Innovationen aus Duisburg Ein Stahlwerk wird zum Vorbild für die Industriekultur

Duisburg · Nicht immer ist es eine technische Errungenschaft, die eine Innovation zu etwas besonderem machen. Das Stahl- und Walzwerk Beeckerwerth konnte bei seiner Errichtung 1962 zwar mit technischen Bestwerten glänzen, die eigentliche Innovation war jedoch die Planung, die einer Ästhetik vorgreift, die heute Industriedenkmäler wie etwa das Weltkulturerbe Zeche Zollverein bestimmen.

 Die erste Mannschaft, die in Beeckerwerth an den Start ging.

Die erste Mannschaft, die in Beeckerwerth an den Start ging.

Foto: tks

Zum Stahlwerk Beeckerwerth und seinem Konstrukteur existieren beeindruckende Geschichten und Daten. Als Alfred Michel (1898-1976) 1950 bei der August-Thyssen-Hütte AG in Duisburg begann, produzierte das Unternehmen 400.000 Tonnen Rohstahl im Jahr. Die Demontagetrupps der alliierten Streitkräfte hatten die Werkgelände noch nicht verlassen. Die Folgen des Zweiten Weltkriegs waren deutlich zu spüren. 15 Jahre später lag der Produktionsertrag bei 4,5 Millionen Tonnen Stahl.

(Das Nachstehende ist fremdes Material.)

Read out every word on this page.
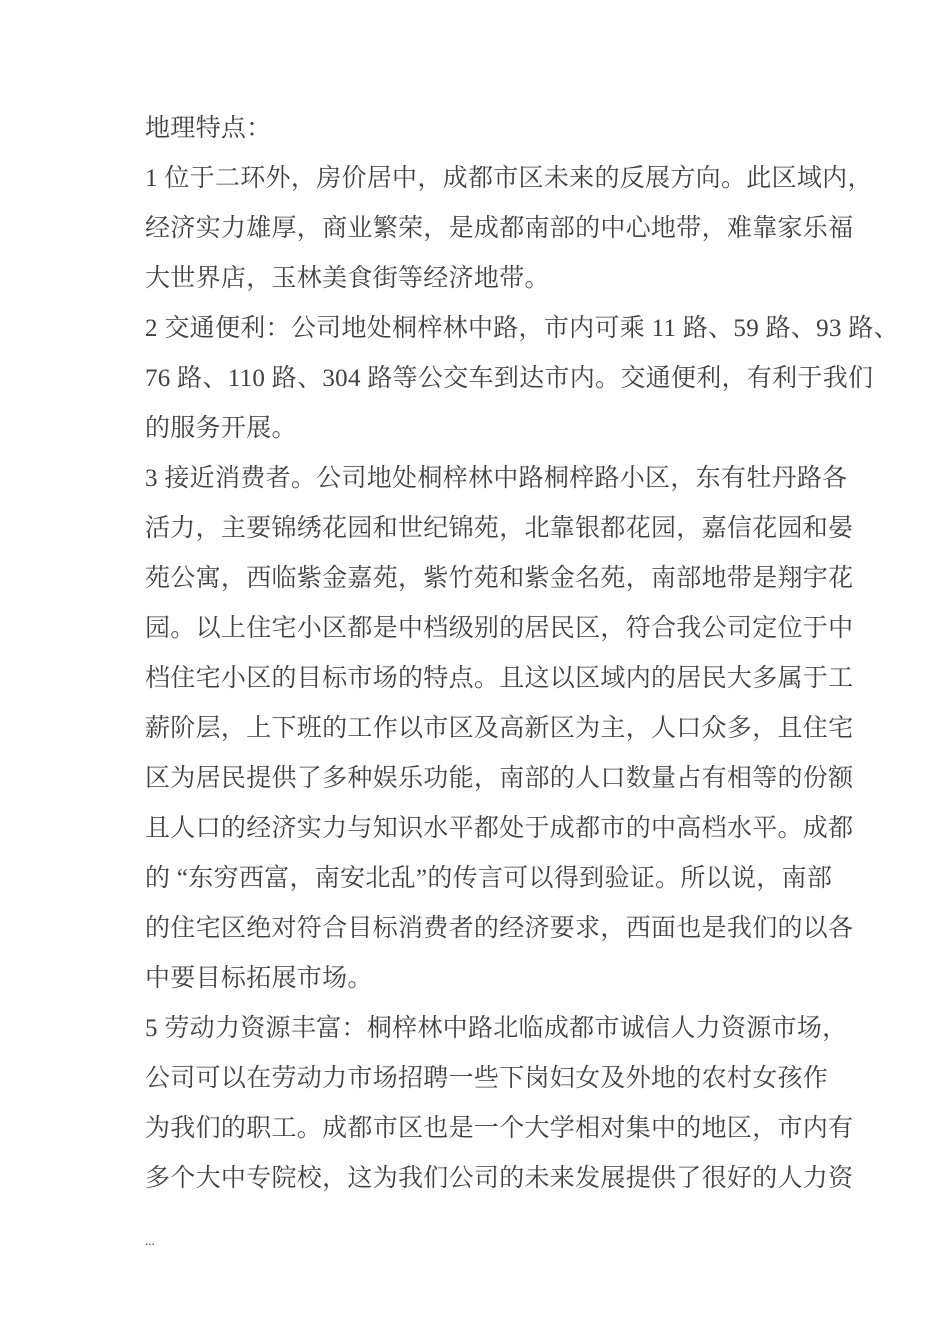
地理特点：
1 位于二环外，房价居中，成都市区未来的反展方向。此区域内，
经济实力雄厚，商业繁荣，是成都南部的中心地带，难靠家乐福
大世界店，玉林美食街等经济地带。
2 交通便利：公司地处桐梓林中路，市内可乘 11 路、59 路、93 路、
76 路、110 路、304 路等公交车到达市内。交通便利，有利于我们
的服务开展。
3 接近消费者。公司地处桐梓林中路桐梓路小区，东有牡丹路各
活力，主要锦绣花园和世纪锦苑，北靠银都花园，嘉信花园和晏
苑公寓，西临紫金嘉苑，紫竹苑和紫金名苑，南部地带是翔宇花
园。以上住宅小区都是中档级别的居民区，符合我公司定位于中
档住宅小区的目标市场的特点。且这以区域内的居民大多属于工
薪阶层，上下班的工作以市区及高新区为主，人口众多，且住宅
区为居民提供了多种娱乐功能，南部的人口数量占有相等的份额
且人口的经济实力与知识水平都处于成都市的中高档水平。成都
的 “东穷西富，南安北乱”的传言可以得到验证。所以说，南部
的住宅区绝对符合目标消费者的经济要求，西面也是我们的以各
中要目标拓展市场。
5 劳动力资源丰富：桐梓林中路北临成都市诚信人力资源市场，
公司可以在劳动力市场招聘一些下岗妇女及外地的农村女孩作
为我们的职工。成都市区也是一个大学相对集中的地区，市内有
多个大中专院校，这为我们公司的未来发展提供了很好的人力资
...
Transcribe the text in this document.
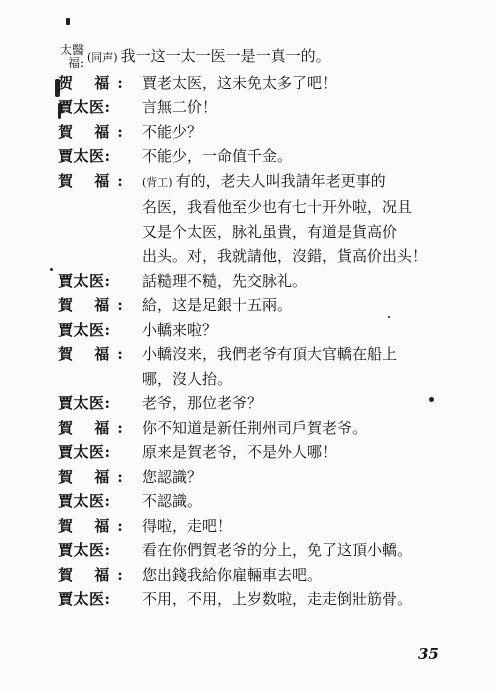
太醫
福: (同声) 我一这一太一医一是一真一的。
贺 福: 賈老太医，这未免太多了吧！
賈太医:	言無二价！
賀 福: 不能少？
賈太医:	不能少，一命值千金。
賀 福:	(背工) 有的，老夫人叫我請年老更事的
名医，我看他至少也有七十开外啦，况且
又是个太医，脉礼虽貴，有道是貨高价
出头。对，我就請他，沒錯，貨高价出头！
賈太医:	話糙理不糙，先交脉礼。
賀 福: 給，这是足銀十五兩。
賈太医:	小轎来啦？
賀 福: 小轎沒来，我們老爷有頂大官轎在船上
哪，沒人抬。
賈太医:	老爷，那位老爷？
賀 福: 你不知道是新任荆州司戶賀老爷。
賈太医:	原来是賀老爷，不是外人哪！
賀 福: 您認識？
賈太医:	不認識。
賀 福: 得啦，走吧！
賈太医:	看在你們賀老爷的分上，免了这頂小轎。
賀 福: 您出錢我給你雇輛車去吧。
賈太医:	不用，不用，上岁数啦，走走倒壯筋骨。
35
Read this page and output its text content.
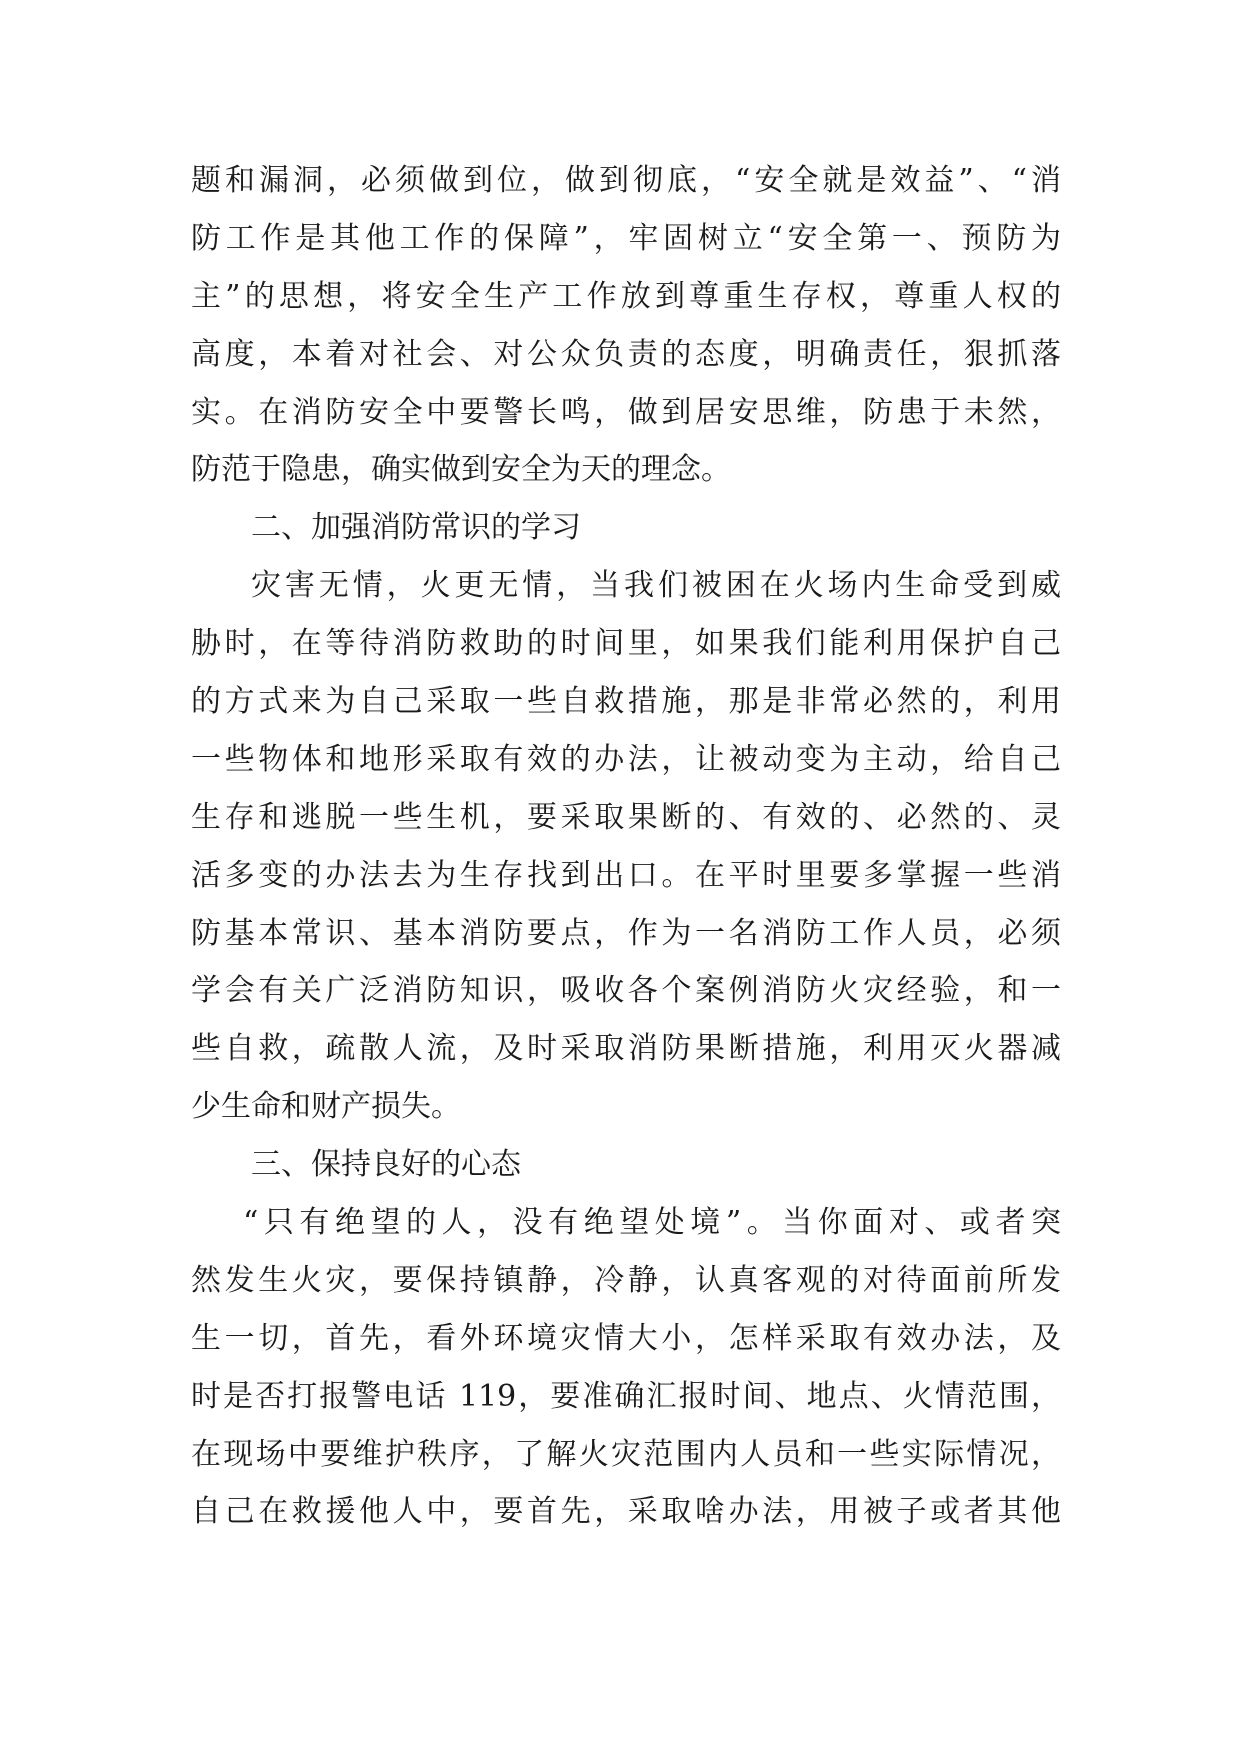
题和漏洞，必须做到位，做到彻底，“安全就是效益”、“消
防工作是其他工作的保障”，牢固树立“安全第一、预防为
主”的思想，将安全生产工作放到尊重生存权，尊重人权的
高度，本着对社会、对公众负责的态度，明确责任，狠抓落
实。在消防安全中要警长鸣，做到居安思维，防患于未然，
防范于隐患，确实做到安全为天的理念。
二、加强消防常识的学习
灾害无情，火更无情，当我们被困在火场内生命受到威
胁时，在等待消防救助的时间里，如果我们能利用保护自己
的方式来为自己采取一些自救措施，那是非常必然的，利用
一些物体和地形采取有效的办法，让被动变为主动，给自己
生存和逃脱一些生机，要采取果断的、有效的、必然的、灵
活多变的办法去为生存找到出口。在平时里要多掌握一些消
防基本常识、基本消防要点，作为一名消防工作人员，必须
学会有关广泛消防知识，吸收各个案例消防火灾经验，和一
些自救，疏散人流，及时采取消防果断措施，利用灭火器减
少生命和财产损失。
三、保持良好的心态
“只有绝望的人，没有绝望处境”。当你面对、或者突
然发生火灾，要保持镇静，冷静，认真客观的对待面前所发
生一切，首先，看外环境灾情大小，怎样采取有效办法，及
时是否打报警电话 119，要准确汇报时间、地点、火情范围，
在现场中要维护秩序，了解火灾范围内人员和一些实际情况，
自己在救援他人中，要首先，采取啥办法，用被子或者其他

Michel war auf den ersten Blick ein Vollblutingenieur. Der Bau einer Trinkwasserleitung in seiner schwäbischen Heimat hatte in Michels Kindertagen die Liebe zur Technik entfacht. Seine Ausbildung führte ihn ins Ruhrgebiet, wo er in Gelsenkirchen und Duisburg-Meiderich für seine Doktorarbeit im Fach Ingenieurswesen forschte. Nach einer Station in der Schweiz kam Michel nach dem Ende des Krieges zurück in seine Wahlheimat am Niederrhein.

Dort stellte ihm die Führung des Unternehmens Thyssen vier Milliarden Mark zum Bau des Stahl- und Walzwerks Beeckerwerth zur Verfügung. Doch statt übermäßig bauen zu lassen, ordnet Michel an, überflüssige Bauteile wegzulassen. Für Alfred Michel sollte die neue Industrieanlage nicht eine "in Ruß und Staub gehüllte Fabrik" sein, sondern eine ansprechende Architektur haben. Das Werk habe sich in die Landschaft einzufügen und für die Angestellten angenehme Arbeitsplätze zu bieten, das sind seine Visionen. Michel blickt jedoch nicht nur auf die Anlage, die 1962 eröffnet werden soll, sondern auch auf bestehende Gelände. Auf den Werksgeländen in Hamborn und Bruckhausen lässt Michel überflüssige Mauern einreißen, Bäume pflanzen und Rasenflächen anlegen. Trotz der Lärm- und Staubbelastungen sollen die Anlagen wenigstens teilweise erträglich wirken.

Michels Vision von der ästhetisch ansprechenden Fabrik liest sich wie eine mehr als 50 Jahre alte Umschreibung für Industriekultur und Industriedenkmäler. Nach dem Ende ihrer Betriebsdauer wurden im Ruhrgebiet zahlreiche Industriestandorte zurückgebaut, durch Grünflächen ergänzt und zu Landmarken und Ausflugszielen. Eines der besten Beispiele für diese Umgestaltung ist der Landschaftspark Nord in Duisburg-Meiderich. Der Park liegt genau dort, wo Michel in den 1960er Jahren die ersten Mauern einreißen ließ.